An old HT becomes new

Post date: Mar 25, 2013 11:57:3 PM

After KF7ZIM's Baofeng UV-3R (Mark II) HT was dropped and lost, laid out in the rain for several days, and run over by at least one vehicle, it didn't want to work any more. (Imagine that!) Lacking funds to buy a new radio, he appealed to his parent. I offered him an old Alinco DJ-160 I'd acquired. The DJ-160 was a nice radio when it appeared 20 years ago, and it's still a solid rig with features not found on many cheap radios. This one was only lacking a couple of things -- a working battery pack and an antenna. I offered to buy him some batteries if the price was right.

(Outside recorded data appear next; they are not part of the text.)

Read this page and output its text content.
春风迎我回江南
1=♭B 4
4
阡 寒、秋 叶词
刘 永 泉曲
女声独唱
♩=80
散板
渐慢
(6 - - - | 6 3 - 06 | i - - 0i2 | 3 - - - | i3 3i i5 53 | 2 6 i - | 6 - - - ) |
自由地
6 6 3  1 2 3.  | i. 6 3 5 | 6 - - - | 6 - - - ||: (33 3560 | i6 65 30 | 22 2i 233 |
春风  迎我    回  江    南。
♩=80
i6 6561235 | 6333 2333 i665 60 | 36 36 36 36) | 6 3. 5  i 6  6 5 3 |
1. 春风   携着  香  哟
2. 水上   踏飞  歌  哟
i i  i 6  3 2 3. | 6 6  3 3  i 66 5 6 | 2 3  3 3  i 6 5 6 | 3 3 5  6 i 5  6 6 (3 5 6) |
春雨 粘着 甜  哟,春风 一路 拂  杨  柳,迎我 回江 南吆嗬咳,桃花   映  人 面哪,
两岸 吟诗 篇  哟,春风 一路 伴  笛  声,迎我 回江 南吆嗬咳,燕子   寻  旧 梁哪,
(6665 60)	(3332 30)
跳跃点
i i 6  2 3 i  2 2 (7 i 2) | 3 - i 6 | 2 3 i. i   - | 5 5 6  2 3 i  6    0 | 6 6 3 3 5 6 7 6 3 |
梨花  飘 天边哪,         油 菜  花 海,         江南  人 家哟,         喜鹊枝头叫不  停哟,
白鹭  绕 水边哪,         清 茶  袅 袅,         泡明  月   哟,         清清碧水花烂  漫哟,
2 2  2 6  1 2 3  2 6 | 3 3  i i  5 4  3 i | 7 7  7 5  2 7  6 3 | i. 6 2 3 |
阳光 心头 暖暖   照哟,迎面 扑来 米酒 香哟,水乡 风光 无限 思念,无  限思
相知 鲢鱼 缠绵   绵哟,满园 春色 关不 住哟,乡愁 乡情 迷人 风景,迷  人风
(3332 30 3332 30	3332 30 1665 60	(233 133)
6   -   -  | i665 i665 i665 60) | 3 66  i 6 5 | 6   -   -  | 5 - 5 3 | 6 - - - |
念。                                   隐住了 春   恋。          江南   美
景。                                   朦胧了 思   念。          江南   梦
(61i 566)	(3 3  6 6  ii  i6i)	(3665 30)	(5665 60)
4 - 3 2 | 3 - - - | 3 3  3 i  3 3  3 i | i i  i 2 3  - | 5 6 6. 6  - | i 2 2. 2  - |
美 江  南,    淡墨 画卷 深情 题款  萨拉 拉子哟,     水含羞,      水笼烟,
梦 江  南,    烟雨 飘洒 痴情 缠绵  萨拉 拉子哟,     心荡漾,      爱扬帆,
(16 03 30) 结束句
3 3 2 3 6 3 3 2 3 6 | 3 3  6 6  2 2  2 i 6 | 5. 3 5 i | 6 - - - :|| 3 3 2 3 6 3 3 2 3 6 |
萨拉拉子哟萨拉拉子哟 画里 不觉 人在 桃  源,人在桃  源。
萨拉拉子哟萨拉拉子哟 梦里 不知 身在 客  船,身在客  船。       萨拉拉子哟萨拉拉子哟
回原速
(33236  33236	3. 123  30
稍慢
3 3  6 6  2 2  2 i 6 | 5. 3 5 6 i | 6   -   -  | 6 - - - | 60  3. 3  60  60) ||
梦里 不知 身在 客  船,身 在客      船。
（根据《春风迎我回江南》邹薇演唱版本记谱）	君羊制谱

Alexander ignored the warning label and opened the battery pack (voiding the warranty?) and was pleased to find that it was composed of AA cells -- cheap and easy to find. Someone had already replaced a couple of cells, but didn't do a very good job, and after abusing the old cells for a while and then sitting around for a few years, the

whole pack was a mess from leaked electrolyte. Rather than trying to solder consumer batteries (Why do cells with solder tabs have to be so much more expensive than "finished" cells? Grrrr...) I found a new pre-assembled NiMH pack (for remote controlled cars) at a good price, and ordered it for him.

Once it arrived, Alex cut the connector off, and we cleaned up the old voltage regulator board and soldered the new pack to it. He then managed to fit the whole thing back in the casing (double the capacity of the original NiCad cells!) and fastened together, and was delighted to find that the radio worked as advertised. But for how long? We had this fancy new NiMH battery pack, and nothing to charge it with!

A bit of research on battery chemistry, some Ohms Law calculations, and a look through the junk box, and he was in business. He found a suitable wall wart and used a resister pack to limit the current to an appropriate amount for a nice "dumb" 24-hour charge cycle. We stuck an ammeter in the circuit so I could keep an eye on things -- this was experimental, after all -- and left it charging until the next day, when we deemed the operation a success.

After printing a copy of the user manual, we only lacked an antenna. While I would like to find a low-cost "rubber duck" for him, I loaned him a BNC-to-RCA adapter and helped him build a temporary antenna that, while not as rugged, lets his radio outperform all of our HTs! I found a scrap of 10ga solid copper wire from some Romex, stripped one end and pounded it to spread it until it fit snugly into the RCA jack (this is the same design that I used with a 1.25m HT for a while), and we used a combination of frequency-vs.-wavelength calculations, error measurement, and cut-n-test w/ my network analyzer to get the perfect length for a 1/4-wave element. Good enough for beginners, and it provided a good opportunity to let principles of antenna design, complex impedance & resonance sink in through practical application.